March may be the strangest month of all on our New Hampshire vegetable farm. We never quite know where we are in March: rain or sleet? mud or snow? The work horses start shedding their winter coats, but then the snow flies again. As for the farmers, our March question is always: to wool or not to wool?
We’ve been wearing our woolies for months: woolen long underwear, woolen socks, woolen shirts, woolen pants, woolen hats, woolen mittens. Dare we take off a woolen layer or two? Dare we bare a head, a hand, even, gasp, a wrist?
Luckily, March also means the greenhouse is up and running, and we dash across the driveway, into the tropical greenhouse, and unlayer all our woolens. (Well, we leave the long underwear and socks on. Our daughter, when she was small, solved the March problem by leaving all the woolens on except the socks, and then going barefoot in the snow. Wool hat on the top … bare feet on the bottom.)

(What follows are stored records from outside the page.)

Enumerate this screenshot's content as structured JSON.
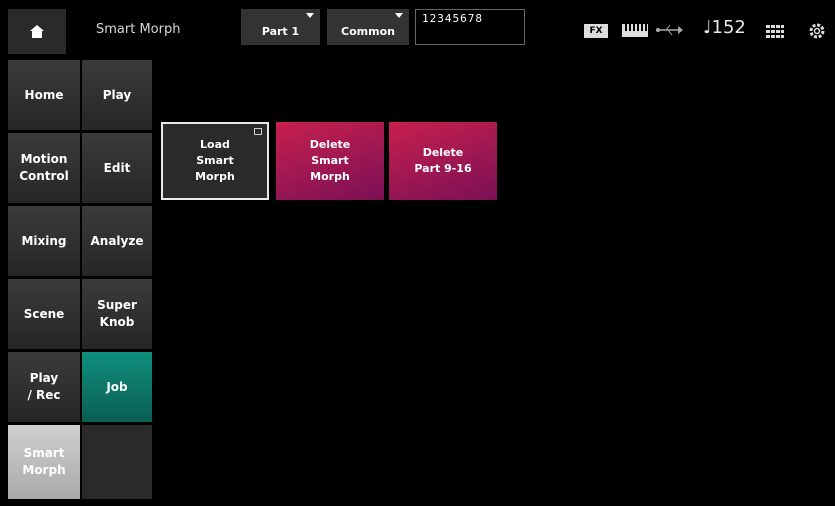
{
  "header": {
    "title": "Smart Morph",
    "part_selector": "Part 1",
    "common_selector": "Common",
    "part_numbers": "12345678",
    "fx_label": "FX",
    "tempo": "♩152"
  },
  "main_tabs": [
    {
      "label": "Home"
    },
    {
      "label": "Motion\nControl"
    },
    {
      "label": "Mixing"
    },
    {
      "label": "Scene"
    },
    {
      "label": "Play\n/ Rec"
    },
    {
      "label": "Smart\nMorph"
    }
  ],
  "sub_tabs": [
    {
      "label": "Play"
    },
    {
      "label": "Edit"
    },
    {
      "label": "Analyze"
    },
    {
      "label": "Super\nKnob"
    },
    {
      "label": "Job"
    },
    {
      "label": ""
    }
  ],
  "jobs": {
    "load": "Load\nSmart\nMorph",
    "delete_morph": "Delete\nSmart\nMorph",
    "delete_parts": "Delete\nPart 9-16"
  },
  "colors": {
    "active_main": "#bdbdbd",
    "active_sub": "#0f8f7c",
    "delete_button": "#b0204e"
  },
  "icons": [
    "home-icon",
    "keyboard-icon",
    "usb-icon",
    "grid-icon",
    "gear-icon"
  ]
}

Then there is the sketchiest March proposition: dare we take the woolen blankets off the bed?
When we first moved to New Hampshire, twenty years ago, we had the winter woolen blankets, plus two heavy comforters. Then we had the summer white cotton bedspread. It only took us one round of seasons to give up the foolish notion of seasonally changing bedcovers.
Firstly, we spend far too much time in the summer dirt for a white bedspread. Secondly, as soon as we took off the woolen blankets and the heavy comforters, gleefully welcoming spring and summer, winter came visiting again. Now our bed looks the same all year long, though we often take off one comforter in the hottest minutes of the summer.
This March, we are in an even bigger wool quandary. For years I have been saving all the woolen shirts that are too far gone to wear. Some wonderful sustainable idea was surely going to come to me. The germ of an idea finally did come, last winter, when I gave my fellow farmer a homemade gift certificate for Christmas. We’re big on gift certificates: everything from homemade bread or brownies to my very dear fellow’s offer to fill a hot water bottle for me every night in the winter. (That gift I now request every year.)
But last winter’s certificate for my fellow was the funniest one of all: “What? A secret project. When? I haven’t started it yet. Where? Right here in the house. How? I’m still figuring it out.” It took a year for me to sort out all those small details, and now the old woolen shirts are turning into a woolen quilt for my fellow.
First I cut all the non-holey parts of the shirts into seven inch squares, and then my daughter and I spent a lovely afternoon on her college vacation making up the design. We spread out all the squares and shuffled and shuffled for hours until we found our favorite pattern. Then my daughter made a map of the design, which was wise, as our projects tend to take years to complete. (Plus, one of the kitties loved this project, and contributed greatly to the design shuffling.)
Now I am actively sewing the quilt together, after we got our 1932 Singer fixed (by the nice people at the tiny Moses House in Keene, which is both a quilting and a sewing machine repair shop, in case you need either).
Here I am, solidly in my March farmer woolen muddle: do I hurry up and sew the woolen quilt together, so my fellow can enjoy it in the snow/rain/sleet/mud time of the year, or do I hurry up out to the nice warm greenhouse, forget the wool, and sow onions and tomatoes and eggplant and peppers?
Sew? Sow? Hmm. March. None of us can ever decide what to do.